In recent years, Maryland has raised its sales tax, income tax, corporate tax and cigarette tax; added a surcharge called the "millionaires' tax"; and created taxes on electronic bingo, tip jars and even water and septic systems -- the "flush tax."

But lawmakers have not touched alcohol taxes. For 37 years, Maryland's levies on beer and wine have remained unchanged, and its pennies-per-drink charge on hard alcohol has not budged since 1955 -- a testament to the influence of the state's alcohol lobby.

This week, advocates for the poor and mentally ill have made hours-long pleas to powerful legislative committees in Annapolis, contending that raising alcohol taxes by a dime per serving would restore much-needed funding for health-care programs for the poor, services for the developmentally disabled, and drug and alcohol dependency programs hit hard by budget cuts.

The answer they'll get is the same as always: No.

"We're not going to consider taxes. That's the mantra this year. That's it," said Sheila E. Hixson (D-Montgomery), chairman of the House Ways and Means Committee, in an interview. She ruled out any increase in alcohol taxes.

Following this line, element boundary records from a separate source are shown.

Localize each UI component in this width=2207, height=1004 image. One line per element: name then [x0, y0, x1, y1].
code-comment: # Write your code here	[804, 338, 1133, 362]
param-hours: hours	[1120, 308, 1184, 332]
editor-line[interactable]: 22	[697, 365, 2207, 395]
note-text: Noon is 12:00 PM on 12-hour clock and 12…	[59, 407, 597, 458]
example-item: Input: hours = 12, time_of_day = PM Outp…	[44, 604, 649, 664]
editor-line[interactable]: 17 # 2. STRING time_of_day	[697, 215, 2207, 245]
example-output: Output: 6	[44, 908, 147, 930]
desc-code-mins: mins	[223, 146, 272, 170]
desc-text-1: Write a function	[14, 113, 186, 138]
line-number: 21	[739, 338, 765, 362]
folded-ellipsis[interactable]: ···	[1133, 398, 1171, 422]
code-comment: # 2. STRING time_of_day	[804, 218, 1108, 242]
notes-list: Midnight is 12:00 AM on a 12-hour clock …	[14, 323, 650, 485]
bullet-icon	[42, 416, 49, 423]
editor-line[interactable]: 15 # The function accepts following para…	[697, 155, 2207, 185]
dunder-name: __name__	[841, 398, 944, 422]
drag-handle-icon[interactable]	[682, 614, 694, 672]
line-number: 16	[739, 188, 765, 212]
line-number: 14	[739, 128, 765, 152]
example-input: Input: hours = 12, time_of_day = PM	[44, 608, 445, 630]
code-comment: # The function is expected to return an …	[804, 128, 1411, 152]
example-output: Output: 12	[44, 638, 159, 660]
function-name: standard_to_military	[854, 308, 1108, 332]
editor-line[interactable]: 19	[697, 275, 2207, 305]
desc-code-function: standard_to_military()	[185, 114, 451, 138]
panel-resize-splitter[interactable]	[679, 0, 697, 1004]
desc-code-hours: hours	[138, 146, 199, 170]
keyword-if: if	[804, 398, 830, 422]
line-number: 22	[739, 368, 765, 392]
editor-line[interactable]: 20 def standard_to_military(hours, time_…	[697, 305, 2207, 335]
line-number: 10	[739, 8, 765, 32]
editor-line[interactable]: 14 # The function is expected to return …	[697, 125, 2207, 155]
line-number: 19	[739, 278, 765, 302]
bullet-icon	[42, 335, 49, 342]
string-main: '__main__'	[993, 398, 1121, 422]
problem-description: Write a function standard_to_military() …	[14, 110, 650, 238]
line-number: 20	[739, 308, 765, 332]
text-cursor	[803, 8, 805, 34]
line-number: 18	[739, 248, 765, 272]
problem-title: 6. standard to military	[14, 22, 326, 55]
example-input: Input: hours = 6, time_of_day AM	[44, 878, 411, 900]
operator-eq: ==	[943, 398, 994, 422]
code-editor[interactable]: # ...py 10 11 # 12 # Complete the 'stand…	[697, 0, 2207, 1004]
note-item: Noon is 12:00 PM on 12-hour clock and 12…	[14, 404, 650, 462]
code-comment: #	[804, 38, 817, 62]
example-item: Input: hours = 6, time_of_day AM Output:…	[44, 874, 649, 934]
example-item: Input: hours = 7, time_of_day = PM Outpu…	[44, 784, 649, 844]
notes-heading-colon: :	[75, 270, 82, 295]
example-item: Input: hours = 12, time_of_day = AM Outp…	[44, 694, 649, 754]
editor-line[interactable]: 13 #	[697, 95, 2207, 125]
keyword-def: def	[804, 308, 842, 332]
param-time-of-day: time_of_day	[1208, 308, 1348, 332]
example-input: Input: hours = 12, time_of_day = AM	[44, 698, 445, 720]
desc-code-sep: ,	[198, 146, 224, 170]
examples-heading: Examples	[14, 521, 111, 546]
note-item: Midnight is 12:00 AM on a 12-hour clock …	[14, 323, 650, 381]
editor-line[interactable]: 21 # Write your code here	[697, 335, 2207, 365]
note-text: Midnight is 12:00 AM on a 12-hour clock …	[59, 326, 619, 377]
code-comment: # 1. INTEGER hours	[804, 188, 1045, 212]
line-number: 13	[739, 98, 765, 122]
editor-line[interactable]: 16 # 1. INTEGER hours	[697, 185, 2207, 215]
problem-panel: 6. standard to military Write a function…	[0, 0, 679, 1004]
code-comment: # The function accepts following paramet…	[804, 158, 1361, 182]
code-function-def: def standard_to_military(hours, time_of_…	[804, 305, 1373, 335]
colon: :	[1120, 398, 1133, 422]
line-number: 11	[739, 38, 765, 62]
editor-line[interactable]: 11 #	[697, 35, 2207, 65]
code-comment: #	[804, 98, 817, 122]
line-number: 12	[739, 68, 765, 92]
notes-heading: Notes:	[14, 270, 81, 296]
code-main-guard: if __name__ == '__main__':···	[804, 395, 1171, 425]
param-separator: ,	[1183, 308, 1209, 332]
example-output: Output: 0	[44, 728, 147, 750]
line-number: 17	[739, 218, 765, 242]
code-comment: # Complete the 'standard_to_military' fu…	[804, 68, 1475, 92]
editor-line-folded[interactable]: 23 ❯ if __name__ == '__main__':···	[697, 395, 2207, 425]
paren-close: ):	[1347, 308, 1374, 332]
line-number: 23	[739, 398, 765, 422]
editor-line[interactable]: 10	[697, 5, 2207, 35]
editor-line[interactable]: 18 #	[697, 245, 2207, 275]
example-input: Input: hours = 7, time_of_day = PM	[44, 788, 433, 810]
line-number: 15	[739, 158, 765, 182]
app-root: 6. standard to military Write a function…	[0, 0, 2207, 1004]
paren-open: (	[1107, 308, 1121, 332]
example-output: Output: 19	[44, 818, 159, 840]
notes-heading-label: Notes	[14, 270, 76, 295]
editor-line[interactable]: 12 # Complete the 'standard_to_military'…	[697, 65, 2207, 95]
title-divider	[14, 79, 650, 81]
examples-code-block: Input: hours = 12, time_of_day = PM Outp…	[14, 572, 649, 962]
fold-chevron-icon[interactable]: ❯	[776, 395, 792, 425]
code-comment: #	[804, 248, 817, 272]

In most states, so-called sin taxes are among the first to rise when lawmakers look for money to balance budgets. But in Maryland's General Assembly, which has been controlled by Democrats since long before the drinking age hit 21, the alcohol industry has remained impervious to nearly all changes it has opposed.

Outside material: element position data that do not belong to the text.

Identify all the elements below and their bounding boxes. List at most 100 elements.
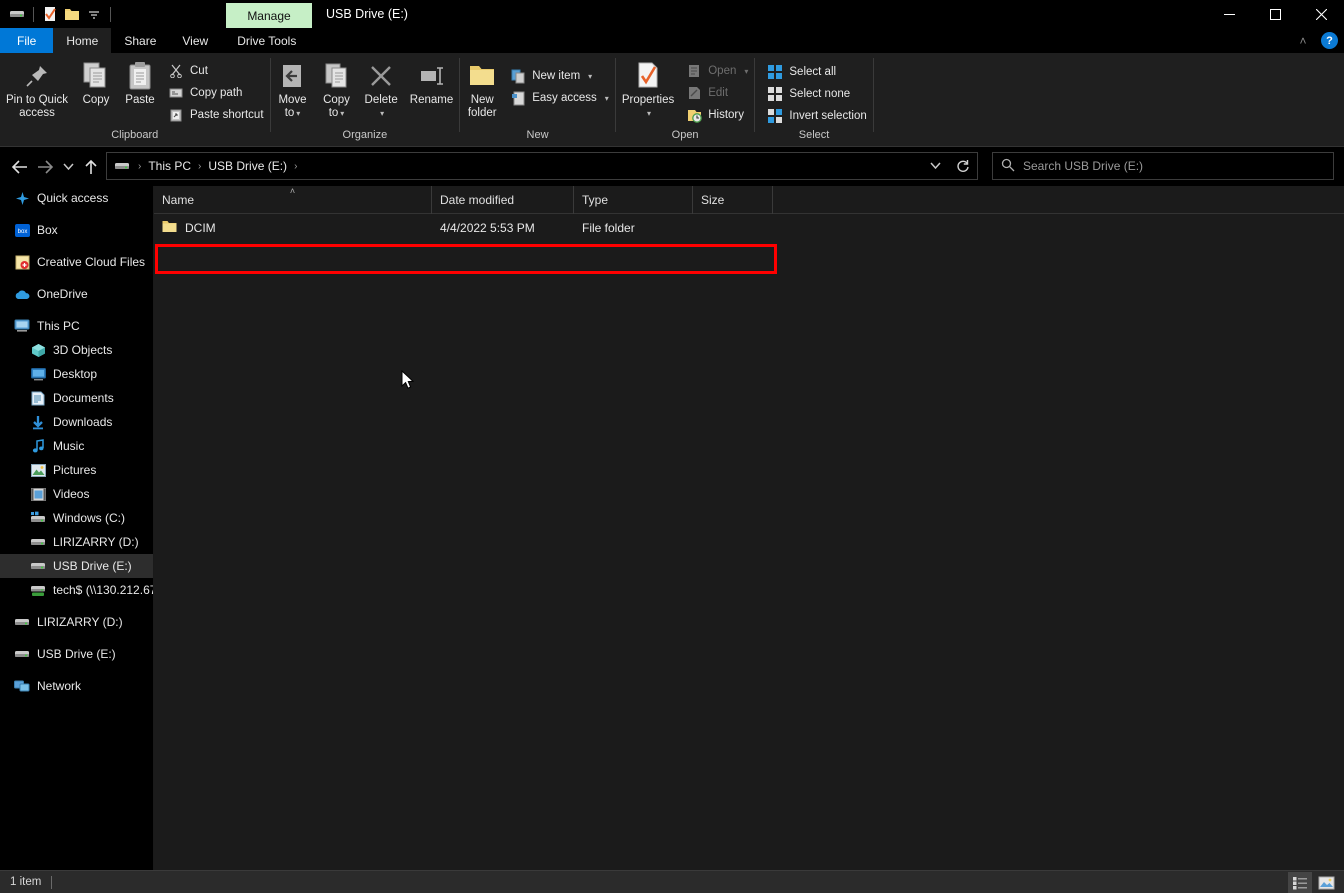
tab-drive-tools[interactable]: Drive Tools <box>221 28 313 53</box>
sidebar-item-onedrive[interactable]: OneDrive <box>0 282 154 306</box>
drive-properties-icon[interactable] <box>6 3 28 25</box>
breadcrumb-item-this-pc[interactable]: This PC <box>144 159 195 173</box>
new-folder-button[interactable]: New folder <box>460 57 504 120</box>
chevron-down-icon: ▾ <box>604 93 609 103</box>
minimize-button[interactable] <box>1206 0 1252 28</box>
easy-access-icon <box>510 90 526 106</box>
file-name-cell[interactable]: DCIM <box>154 214 432 241</box>
sidebar-item-documents[interactable]: Documents <box>0 386 154 410</box>
chevron-down-icon: ▾ <box>744 66 749 76</box>
ribbon-group-organize: Move to ▾ Copy to ▾ Delete ▾ Rename Orga… <box>271 53 460 147</box>
new-small-buttons: New item ▾ Easy access ▾ <box>504 57 615 109</box>
close-button[interactable] <box>1298 0 1344 28</box>
sidebar-item-usb-drive-e[interactable]: USB Drive (E:) <box>0 642 154 666</box>
edit-button[interactable]: Edit <box>680 82 754 104</box>
sidebar-item-lirizarry-d[interactable]: LIRIZARRY (D:) <box>0 610 154 634</box>
new-item-icon <box>510 68 526 84</box>
refresh-button[interactable] <box>949 153 977 179</box>
paste-button[interactable]: Paste <box>118 57 162 107</box>
sidebar-item-music[interactable]: Music <box>0 434 154 458</box>
column-header-size[interactable]: Size <box>693 186 773 214</box>
rename-button[interactable]: Rename <box>404 57 459 107</box>
column-header-name[interactable]: Name ˄ <box>154 186 432 214</box>
sidebar-item-videos[interactable]: Videos <box>0 482 154 506</box>
window-controls <box>1206 0 1344 28</box>
select-none-button[interactable]: Select none <box>761 83 872 105</box>
select-none-label: Select none <box>789 88 851 100</box>
select-all-button[interactable]: Select all <box>761 61 872 83</box>
delete-button[interactable]: Delete ▾ <box>359 57 404 120</box>
copy-path-button[interactable]: Copy path <box>162 82 270 104</box>
sidebar-item-windows-c[interactable]: Windows (C:) <box>0 506 154 530</box>
drive-icon <box>14 614 30 630</box>
copy-to-button[interactable]: Copy to ▾ <box>315 57 359 120</box>
ribbon-group-label-new: New <box>526 129 549 141</box>
sidebar-item-3d-objects[interactable]: 3D Objects <box>0 338 154 362</box>
search-box[interactable] <box>992 152 1334 180</box>
contextual-tab-manage[interactable]: Manage <box>226 3 312 28</box>
details-view-button[interactable] <box>1288 872 1312 893</box>
address-dropdown-button[interactable] <box>921 153 949 179</box>
file-type-cell: File folder <box>582 220 635 235</box>
customize-qat-icon[interactable] <box>83 3 105 25</box>
sidebar-item-this-pc[interactable]: This PC <box>0 314 154 338</box>
downloads-icon <box>30 414 46 430</box>
quick-access-toolbar <box>0 0 116 28</box>
sidebar-item-downloads[interactable]: Downloads <box>0 410 154 434</box>
history-button[interactable]: History <box>680 104 754 126</box>
sidebar-item-usb-drive-e[interactable]: USB Drive (E:) <box>0 554 154 578</box>
copy-icon <box>82 60 110 92</box>
column-header-date-modified[interactable]: Date modified <box>432 186 574 214</box>
breadcrumb[interactable]: › This PC › USB Drive (E:) › <box>106 152 978 180</box>
breadcrumb-separator[interactable]: › <box>195 161 204 172</box>
easy-access-button[interactable]: Easy access ▾ <box>504 87 615 109</box>
search-input[interactable] <box>1023 159 1313 173</box>
network-drive-icon <box>30 582 46 598</box>
new-folder-icon[interactable] <box>61 3 83 25</box>
sidebar-item-creative-cloud-files[interactable]: Creative Cloud Files <box>0 250 154 274</box>
file-list-pane[interactable]: Name ˄ Date modified Type Size DCIM 4/4/2022 … <box>154 186 1344 870</box>
history-icon <box>686 107 702 123</box>
tab-view[interactable]: View <box>169 28 222 53</box>
move-to-label-1: Move <box>278 94 307 106</box>
sidebar-item-box[interactable]: box Box <box>0 218 154 242</box>
invert-selection-button[interactable]: Invert selection <box>761 105 872 127</box>
chevron-up-icon[interactable]: ˄ <box>1293 31 1313 51</box>
recent-locations-button[interactable] <box>58 148 78 186</box>
column-header-type[interactable]: Type <box>574 186 693 214</box>
table-row[interactable]: DCIM 4/4/2022 5:53 PM File folder <box>154 214 1344 241</box>
breadcrumb-item-usb-drive[interactable]: USB Drive (E:) <box>204 159 291 173</box>
new-item-button[interactable]: New item ▾ <box>504 65 615 87</box>
open-button[interactable]: Open ▾ <box>680 60 754 82</box>
pin-to-quick-access-button[interactable]: Pin to Quick access <box>0 57 74 120</box>
help-icon[interactable]: ? <box>1321 32 1338 49</box>
breadcrumb-separator[interactable]: › <box>135 161 144 172</box>
navigation-pane[interactable]: Quick access box Box Creative Cloud Files On… <box>0 186 154 870</box>
large-icons-view-button[interactable] <box>1314 872 1338 893</box>
sidebar-item-lirizarry-d[interactable]: LIRIZARRY (D:) <box>0 530 154 554</box>
sidebar-item-desktop[interactable]: Desktop <box>0 362 154 386</box>
sidebar-item-quick-access[interactable]: Quick access <box>0 186 154 210</box>
tab-share[interactable]: Share <box>111 28 170 53</box>
forward-button[interactable] <box>32 148 58 186</box>
clipboard-small-buttons: Cut Copy path Paste shortcut <box>162 57 270 126</box>
open-icon <box>686 63 702 79</box>
paste-shortcut-button[interactable]: Paste shortcut <box>162 104 270 126</box>
tab-file[interactable]: File <box>0 28 54 53</box>
breadcrumb-separator[interactable]: › <box>291 161 300 172</box>
sidebar-item-pictures[interactable]: Pictures <box>0 458 154 482</box>
tab-home[interactable]: Home <box>53 28 112 53</box>
move-to-button[interactable]: Move to ▾ <box>271 57 315 120</box>
sidebar-item-network[interactable]: Network <box>0 674 154 698</box>
sidebar-item-tech-130-212-67[interactable]: tech$ (\\130.212.67. <box>0 578 154 602</box>
properties-icon[interactable] <box>39 3 61 25</box>
up-button[interactable] <box>78 148 104 186</box>
copy-button[interactable]: Copy <box>74 57 118 107</box>
back-button[interactable] <box>6 148 32 186</box>
cut-button[interactable]: Cut <box>162 60 270 82</box>
properties-button[interactable]: Properties ▾ <box>616 57 680 120</box>
maximize-button[interactable] <box>1252 0 1298 28</box>
column-header-label: Date modified <box>440 193 515 207</box>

The industry's enormous success in Annapolis flows from a multi-pronged lobbying strategy that has been passed down for generations. Not only do industry leaders regularly stuff candidates' campaign accounts with cash, but they are also quick to mobilize a grass-roots network built into Maryland's heavily regulated three-tier system of wholesalers, distributors and retailers that grew out of the end of Prohibition.

In the decades since, liquor wholesalers, distributors, retailers and even county governments have carved out lucrative slices of Maryland's highly regulated booze business: No large chain stores are allowed; wholesalers can't be distributors, and vice versa; and in some counties, such as Montgomery, the local government operates its own stores.

In communities across the state, about 6,700 bar, tavern and liquor store owners, as well as union leaders for drivers and warehouse workers, sponsor little leagues and school events and are active in local chambers of commerce. When legislation starts circulating in Annapolis, lawmakers say, those people don't hesitate to call and tell them that a bill might increase competition, put small business owners out of work or send consumers across state lines.

The industry's network of political action committees, 120,000 employees, and powerful distributors and wholesalers have contributed more than $1.3 million to state lawmakers since 2000, according to campaign finance reports.

They have also spent nearly $900,000 in the past five years to maintain a stable of lobbyists and lawyers in Annapolis whose firms have represented the industry for more than three decades, according to state ethics reports.

General Assembly sessions are kicked off with a roughly $16,000-open-bar reception for lawmakers and their families, and the industry's wining and dining usually continues, such as with a $2,500 steak dinner Feb. 3 at Lewnes Steakhouse, an Annapolis institution.